Exam Reference Sheets

Exam Reference Sheet Rules and Guidelines

Important
Not every professor or instructor has permitted the use of a reference sheet for their exam. It is up to you to check with your professor/instructor to determine if you are allowed a reference sheet and what form that reference sheet must have.

For the coding portion of exams, you will be allowed a Reference Sheet, which you will create yourself and submit to me BEFORE the exam (I will post information regarding when/where in exam review documents/instructions). The Reference Sheet will then be given to you at the start of the coding portion of your exam.

Reference Sheet Guidelines

Reference sheets are hand written and must be submitted as a hard copy. No other formats will be accepted (see next section).

You must submit your reference sheet for approval. All reference sheets are due before the scheduled exam, on the date/time specified by the professor/instructor. If your reference sheet is approved, it will be given to you at the start of the coding portion of the exam.

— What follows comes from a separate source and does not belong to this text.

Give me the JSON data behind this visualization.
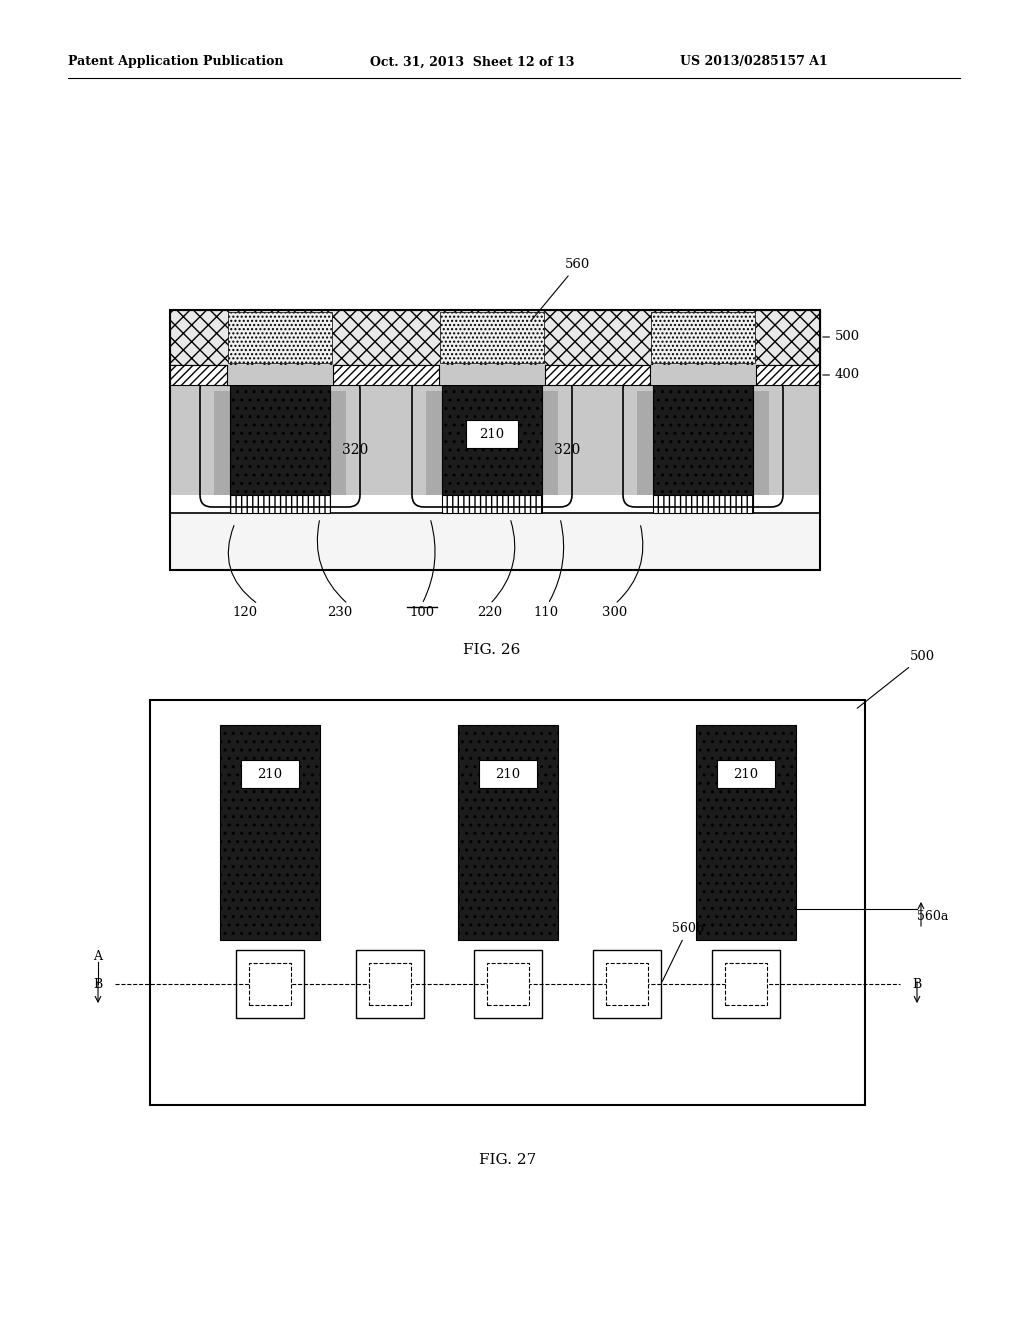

All reference sheets must be returned to the professor/instructor along with the exam. Any exam submitted without the reference sheet will be automatically assigned a 0 grade.

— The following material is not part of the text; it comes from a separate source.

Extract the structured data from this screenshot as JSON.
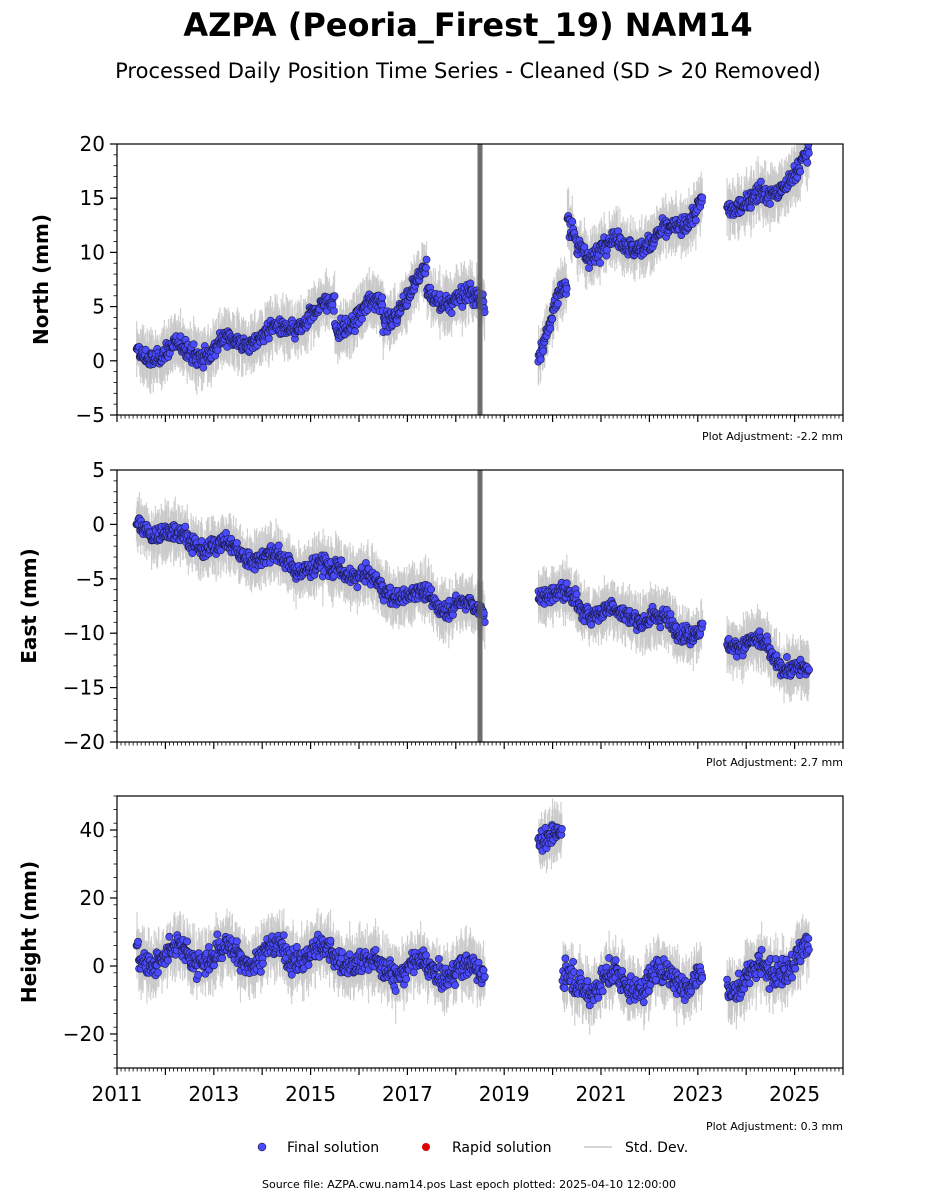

Reference sheets that violate any of the above will not be approved by the professor and will not be allowed in the exam.

sample reference sheet meeting the above guidelines
Sample Reference Sheet (abstraction)

Preparing Your Reference Sheet

The preparation of your reference sheet assists you in developing key skills such as analysis and decision making in the face of ambiguity (de la Cruz, McKindsey, Hoffman, & Lander, 1991)

You learn more when you actively pursue learning and when you use repetition and reinforcement. Preparing the reference sheet helps you to focus, prioritize, condense knowledge, and apply the content you learn.

Use the reference sheet as a memory aid or a trigger.

Use your own notes that you have made during classes, the study notes, instructor's notes and the quizzes to help you identify what the learning objectives are and what material you need to focus on. This can include short segments of code, terms/definitions, diagrams, lists of commands/tags/properties/values/attributes/etc.